For those of you who haven’t followed Bloodclot Films’ latest news, you may not know this, but our office is currently inhabited by multiple incubi. Incubi (plural- “incubus”) are not entities that you’d like to find anywhere you interact with, especially if you plan on regularly spending absurd amounts of time there.

Being the CEO & Co-Founder of a film production start-up, and retaining the responsibilities of every department that will eventually have entire teams performing these duties, I myself spend many hours working on this venture alone, regularly clocking 100-hour workweeks.

Because I don’t want to be assaulted by lustful demons while working, I’ve found a temporary office in which I can reside until we have an exorcism of our headquarters. Where, you may ask, is Bloodclot Films currently working out of?

Virtually every night, I’m at Panera Bread until closing time. I’ve found that I’d rather pay a few bucks to get a drink (all I’m really paying for is a receipt so they can’t call the police for loitering) and spend twelve hours at Panera than save those few dollars and deal with Damien (the worst of the incubi).

For the time being, Panera really isn’t a big deal. The other day, a group of young ladies asked me about the pen I was sporting (it was a Pilot Metropolitan—it’s Japanese). Reluctantly, I told them, “it’s the Pilot Metropolitan—it’s from Japan,” to which they replied, “that’s so cool. What kind of ink you got going on in there?” I then proceeded to unintentionally sell six products on behalf of Pilot, because this conversation ultimately evolved into 3 of those 5 young women purchasing a Pilot Metropolitan, as well as Pilot’s Japanese Jet Black Ink, on their phones, ON THE SPOT.
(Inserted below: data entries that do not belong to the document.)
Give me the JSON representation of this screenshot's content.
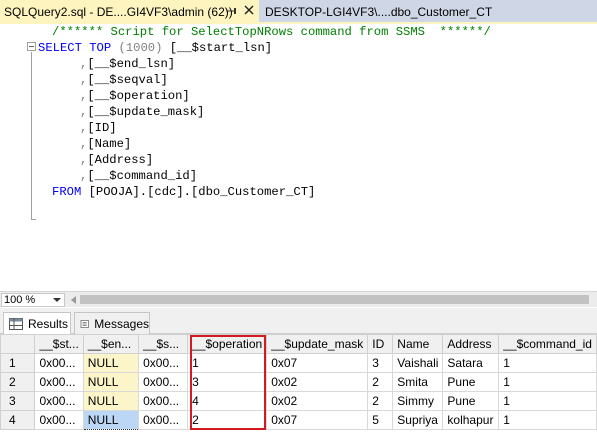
{
  "tabs": [
    {
      "label": "SQLQuery2.sql - DE....GI4VF3\\admin (62))",
      "active": true
    },
    {
      "label": "DESKTOP-LGI4VF3\\....dbo_Customer_CT",
      "active": false
    }
  ],
  "editor": {
    "comment": "/****** Script for SelectTopNRows command from SSMS  ******/",
    "select_keyword": "SELECT",
    "top_keyword": "TOP",
    "top_count": "(1000)",
    "first_column": "[__$start_lsn]",
    "columns": [
      "[__$end_lsn]",
      "[__$seqval]",
      "[__$operation]",
      "[__$update_mask]",
      "[ID]",
      "[Name]",
      "[Address]",
      "[__$command_id]"
    ],
    "from_keyword": "FROM",
    "from_object": "[POOJA].[cdc].[dbo_Customer_CT]"
  },
  "zoom": {
    "value": "100 %"
  },
  "results_tabs": [
    {
      "label": "Results",
      "icon": "results-grid-icon",
      "selected": true
    },
    {
      "label": "Messages",
      "icon": "messages-icon",
      "selected": false
    }
  ],
  "grid": {
    "columns": [
      "",
      "__$st...",
      "__$en...",
      "__$s...",
      "__$operation",
      "__$update_mask",
      "ID",
      "Name",
      "Address",
      "__$command_id"
    ],
    "rows": [
      [
        "1",
        "0x00...",
        "NULL",
        "0x00...",
        "1",
        "0x07",
        "3",
        "Vaishali",
        "Satara",
        "1"
      ],
      [
        "2",
        "0x00...",
        "NULL",
        "0x00...",
        "3",
        "0x02",
        "2",
        "Smita",
        "Pune",
        "1"
      ],
      [
        "3",
        "0x00...",
        "NULL",
        "0x00...",
        "4",
        "0x02",
        "2",
        "Simmy",
        "Pune",
        "1"
      ],
      [
        "4",
        "0x00...",
        "NULL",
        "0x00...",
        "2",
        "0x07",
        "5",
        "Supriya",
        "kolhapur",
        "1"
      ]
    ]
  },
  "colors": {
    "active_tab": "#fdf4bf",
    "keyword": "#0000ff",
    "comment": "#008000",
    "selected_column": "#fbf5c9",
    "highlight_box": "#d11b20"
  }
}
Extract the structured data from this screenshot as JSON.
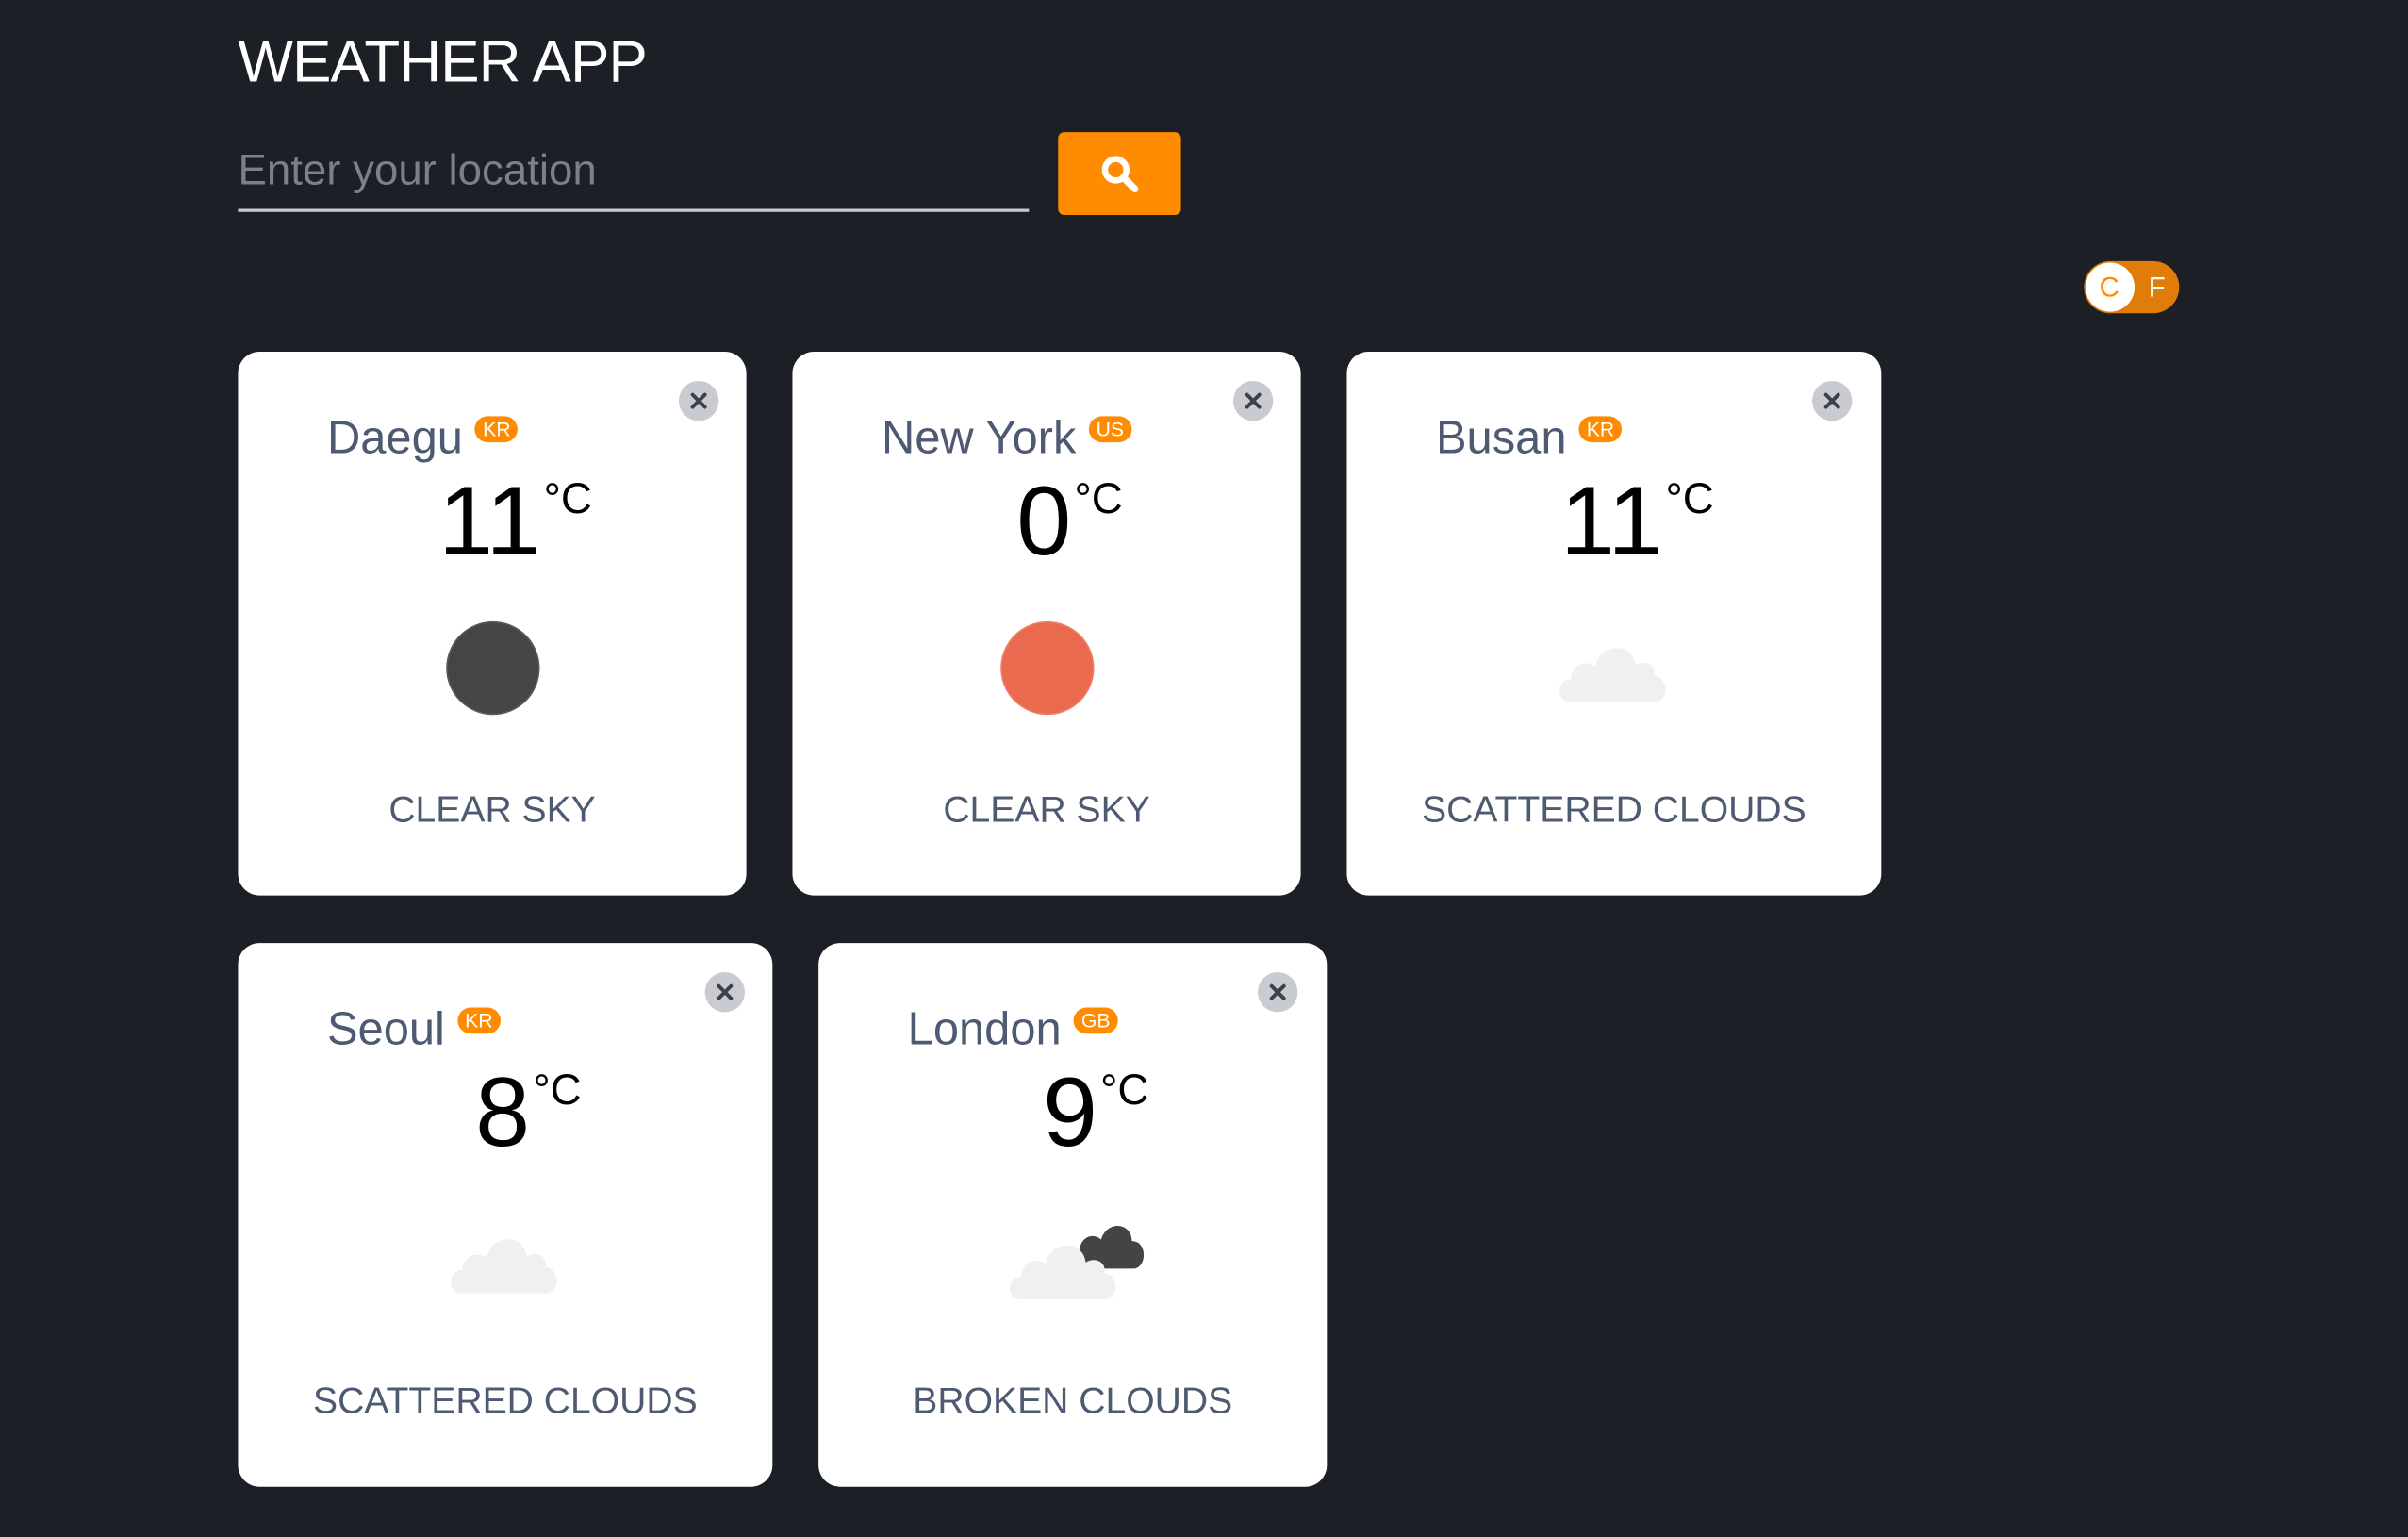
{
  "app": {
    "title": "WEATHER APP"
  },
  "search": {
    "placeholder": "Enter your location",
    "value": ""
  },
  "unit_toggle": {
    "celsius_label": "C",
    "fahrenheit_label": "F",
    "selected": "C"
  },
  "colors": {
    "background": "#1d1f26",
    "accent": "#ff8c00",
    "card": "#ffffff",
    "label": "#4e5a72"
  },
  "cards": [
    {
      "city": "Daegu",
      "country": "KR",
      "temp": "11",
      "unit": "°C",
      "icon": "clear-sky-night-icon",
      "description": "CLEAR SKY"
    },
    {
      "city": "New York",
      "country": "US",
      "temp": "0",
      "unit": "°C",
      "icon": "clear-sky-day-icon",
      "description": "CLEAR SKY"
    },
    {
      "city": "Busan",
      "country": "KR",
      "temp": "11",
      "unit": "°C",
      "icon": "scattered-clouds-icon",
      "description": "SCATTERED CLOUDS"
    },
    {
      "city": "Seoul",
      "country": "KR",
      "temp": "8",
      "unit": "°C",
      "icon": "scattered-clouds-icon",
      "description": "SCATTERED CLOUDS"
    },
    {
      "city": "London",
      "country": "GB",
      "temp": "9",
      "unit": "°C",
      "icon": "broken-clouds-icon",
      "description": "BROKEN CLOUDS"
    }
  ]
}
From this experience alone, I learned why it’s important to invest in Pilot now because it’s such a rare opportunity that will yield incredible reward, in addition to making 5 new friends, 3 of whom are now sporting Pilot Metropolitans as their daily pen. I effectively gave these young ladies an intervention. Like recovering addicts, they’re now clean of the terrors that come with these awful excuses for writing instruments. They now understand the importance of valuing a personal signature more highly than a 50 cent Papermate.

Between 1347 and 1351, approximately 75-200 million people died as a result of the Black Plague. The world population was less than 500 million prior to the plague. This means 15-40% of the world population died from the Black Plague.

Unfortunately, this tragedy would be considered “a walk in the park” and “a joke” to fountain pen users.

Currently, less than 0.001% of the global population uses fountain pens (Good Housekeeping, October 2011 Issue). Essentially, the remaining 99.999% of ballpoint pen users are plagued by the Black Death.

Singlehandedly, I myself am the antidote to this awful, awful situation. Groups of 5 young women “just enjoying a cup of coffee at Panera” at a time, I’m converting the ballpoint pen users to the fountain pen community.

It’s significantly more difficult to forge a signature written with a fountain pen than with a ballpoint pen. I CANNOT risk the forgery of my signature. Anything I write retains a much higher value than a 50 cent ballpoint pen, thank you very much.

Apologies if this got angry towards the end there. I’ve been hot lately; I need to cool down.

Until next time,

Michael J. Erickson, CEO & Co-Founder

Special thanks to Aubrey, Brianna, Brooklyn, Eva, and Kylie. Enjoy the pens.